I'm still extremely irritated that I didn't bring the map, or at least study it beforehand. If I had just hiked another quarter mile, reaching the saddle would have been a cakewalk. madgo_ron.gif

Posted

treknclime- Check out Mineral Creek as an easy approach. We did that route and it made for an easy approach. I think total round trip dist. was about 12 miles. You pick up the PCT at approx. 4 miles, leave it in another 1/2mile or so at the 5400' notch that drops down to glacier lake.

Posted

I finally got there via Mineral Creek on Friday. The irony is not lost on me that I drove an additional 110 miles round trip (past Snoqualmie to Roslyn, Cle Elum Lake, Cooper Pass Rd, etc.) in order to avoid an additional 10 miles of hiking. Weather was exceedingly pleasant. I hiked the PCT to the western aspect, then scrambled the most likely looking gully. It was still the wrong one, but as I was no longer climbing on instrument rating, I could make my way down to the saddle on visual. Chikamin's eastern aspect is more aesthetic than the western, but I descended to the west anyway, because my time was short.

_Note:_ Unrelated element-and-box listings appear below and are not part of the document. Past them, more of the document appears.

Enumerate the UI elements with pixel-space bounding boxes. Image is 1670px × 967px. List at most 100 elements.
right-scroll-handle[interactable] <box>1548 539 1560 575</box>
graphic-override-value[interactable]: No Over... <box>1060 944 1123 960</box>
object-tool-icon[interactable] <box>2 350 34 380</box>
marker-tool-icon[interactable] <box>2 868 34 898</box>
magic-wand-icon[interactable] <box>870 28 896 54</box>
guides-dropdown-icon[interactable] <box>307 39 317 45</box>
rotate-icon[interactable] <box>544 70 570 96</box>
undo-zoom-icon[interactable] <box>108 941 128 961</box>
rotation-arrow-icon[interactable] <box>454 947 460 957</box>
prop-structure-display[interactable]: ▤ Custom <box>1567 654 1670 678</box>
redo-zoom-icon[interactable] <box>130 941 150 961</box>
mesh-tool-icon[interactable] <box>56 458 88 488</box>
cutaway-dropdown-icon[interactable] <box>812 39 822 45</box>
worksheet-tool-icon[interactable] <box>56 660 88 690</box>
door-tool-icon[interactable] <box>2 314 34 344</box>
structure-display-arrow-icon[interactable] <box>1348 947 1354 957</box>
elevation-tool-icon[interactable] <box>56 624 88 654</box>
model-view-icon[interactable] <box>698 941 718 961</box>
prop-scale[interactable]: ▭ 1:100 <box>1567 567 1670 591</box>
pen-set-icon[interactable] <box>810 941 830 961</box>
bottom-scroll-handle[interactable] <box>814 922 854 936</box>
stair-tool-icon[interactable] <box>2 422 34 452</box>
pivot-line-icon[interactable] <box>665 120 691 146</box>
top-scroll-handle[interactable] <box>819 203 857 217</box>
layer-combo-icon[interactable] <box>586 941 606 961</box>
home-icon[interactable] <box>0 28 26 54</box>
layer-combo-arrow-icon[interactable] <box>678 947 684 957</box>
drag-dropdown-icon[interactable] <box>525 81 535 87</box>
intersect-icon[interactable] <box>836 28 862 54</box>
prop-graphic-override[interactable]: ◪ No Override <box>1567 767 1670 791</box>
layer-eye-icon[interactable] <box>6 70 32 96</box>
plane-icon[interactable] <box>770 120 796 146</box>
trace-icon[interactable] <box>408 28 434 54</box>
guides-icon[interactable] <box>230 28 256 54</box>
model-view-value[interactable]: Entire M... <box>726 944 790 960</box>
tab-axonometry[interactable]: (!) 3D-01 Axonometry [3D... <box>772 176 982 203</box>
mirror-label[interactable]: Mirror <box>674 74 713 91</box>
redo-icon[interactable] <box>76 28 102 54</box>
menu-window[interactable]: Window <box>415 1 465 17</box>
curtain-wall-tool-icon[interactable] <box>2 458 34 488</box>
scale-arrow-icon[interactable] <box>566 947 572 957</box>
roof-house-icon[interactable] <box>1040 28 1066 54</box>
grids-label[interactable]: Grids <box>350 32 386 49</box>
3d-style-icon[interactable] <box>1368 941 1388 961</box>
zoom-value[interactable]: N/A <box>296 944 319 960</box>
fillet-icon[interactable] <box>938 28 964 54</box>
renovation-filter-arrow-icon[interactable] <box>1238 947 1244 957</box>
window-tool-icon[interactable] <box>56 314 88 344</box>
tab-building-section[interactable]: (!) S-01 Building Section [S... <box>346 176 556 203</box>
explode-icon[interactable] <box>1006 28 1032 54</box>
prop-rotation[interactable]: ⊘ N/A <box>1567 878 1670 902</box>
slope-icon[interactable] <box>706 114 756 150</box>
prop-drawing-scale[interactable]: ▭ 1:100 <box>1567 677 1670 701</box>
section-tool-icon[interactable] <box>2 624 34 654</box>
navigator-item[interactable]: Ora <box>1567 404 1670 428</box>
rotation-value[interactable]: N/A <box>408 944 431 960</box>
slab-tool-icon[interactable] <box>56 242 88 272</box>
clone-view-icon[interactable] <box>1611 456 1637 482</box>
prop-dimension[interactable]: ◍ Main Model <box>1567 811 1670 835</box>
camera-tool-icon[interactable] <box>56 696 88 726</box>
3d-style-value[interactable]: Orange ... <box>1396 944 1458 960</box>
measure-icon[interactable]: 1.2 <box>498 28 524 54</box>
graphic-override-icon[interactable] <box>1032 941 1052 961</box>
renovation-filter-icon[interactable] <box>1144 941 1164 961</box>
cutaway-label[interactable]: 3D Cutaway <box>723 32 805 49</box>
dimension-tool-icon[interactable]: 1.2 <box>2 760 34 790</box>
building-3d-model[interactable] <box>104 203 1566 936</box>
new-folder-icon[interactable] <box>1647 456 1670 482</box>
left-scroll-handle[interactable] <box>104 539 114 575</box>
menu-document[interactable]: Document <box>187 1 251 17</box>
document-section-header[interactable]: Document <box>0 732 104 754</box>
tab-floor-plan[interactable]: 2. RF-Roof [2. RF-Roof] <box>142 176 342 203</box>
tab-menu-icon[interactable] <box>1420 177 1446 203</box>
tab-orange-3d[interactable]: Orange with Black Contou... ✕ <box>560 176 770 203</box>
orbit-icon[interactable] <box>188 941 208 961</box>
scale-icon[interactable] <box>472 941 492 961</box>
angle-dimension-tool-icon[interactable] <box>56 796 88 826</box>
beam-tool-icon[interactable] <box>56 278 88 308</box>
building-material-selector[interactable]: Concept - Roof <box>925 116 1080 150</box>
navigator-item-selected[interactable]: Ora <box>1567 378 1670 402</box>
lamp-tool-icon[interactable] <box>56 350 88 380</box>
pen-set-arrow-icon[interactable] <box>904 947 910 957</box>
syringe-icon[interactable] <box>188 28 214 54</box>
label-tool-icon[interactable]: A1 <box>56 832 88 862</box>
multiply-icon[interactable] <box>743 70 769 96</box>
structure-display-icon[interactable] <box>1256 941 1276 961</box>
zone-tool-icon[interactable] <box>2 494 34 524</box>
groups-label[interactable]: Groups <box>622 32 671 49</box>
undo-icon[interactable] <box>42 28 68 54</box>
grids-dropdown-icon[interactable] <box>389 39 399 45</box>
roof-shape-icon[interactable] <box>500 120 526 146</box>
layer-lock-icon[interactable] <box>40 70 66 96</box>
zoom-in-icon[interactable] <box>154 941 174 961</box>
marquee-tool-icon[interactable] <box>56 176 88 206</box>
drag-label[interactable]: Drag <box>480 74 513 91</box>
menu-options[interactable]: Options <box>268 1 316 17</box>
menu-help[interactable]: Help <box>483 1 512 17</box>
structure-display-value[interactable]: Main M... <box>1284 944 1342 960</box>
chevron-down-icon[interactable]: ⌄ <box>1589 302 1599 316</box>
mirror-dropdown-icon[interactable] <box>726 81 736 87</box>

I was not able to read the names on the rock. I did a search on NWHikers.net and found a highly informative post by HarryMajors that not only explains the names, but provides historical background. Link

 

Anyone who aims for the summit of Chikamin is advised to do so either for historical interest (i.e. the rock) or for the view (which is excellent), because the climbing is not particularly pleasant. One can climb Chikamin in one day from either Snoqualmie or Mineral Creek, but it might be more fun to camp in the Spectacle Lake area and climb several peaks in a long weekend; Chikamin, Lemah, Chimney Rock, Summit Chief would be reasonable day climbs all from the same properly situated camp. Perhaps one day I will take such a trip, though for October I have only single days off and have had to fit my alpine jaunts into six and eight hour periods.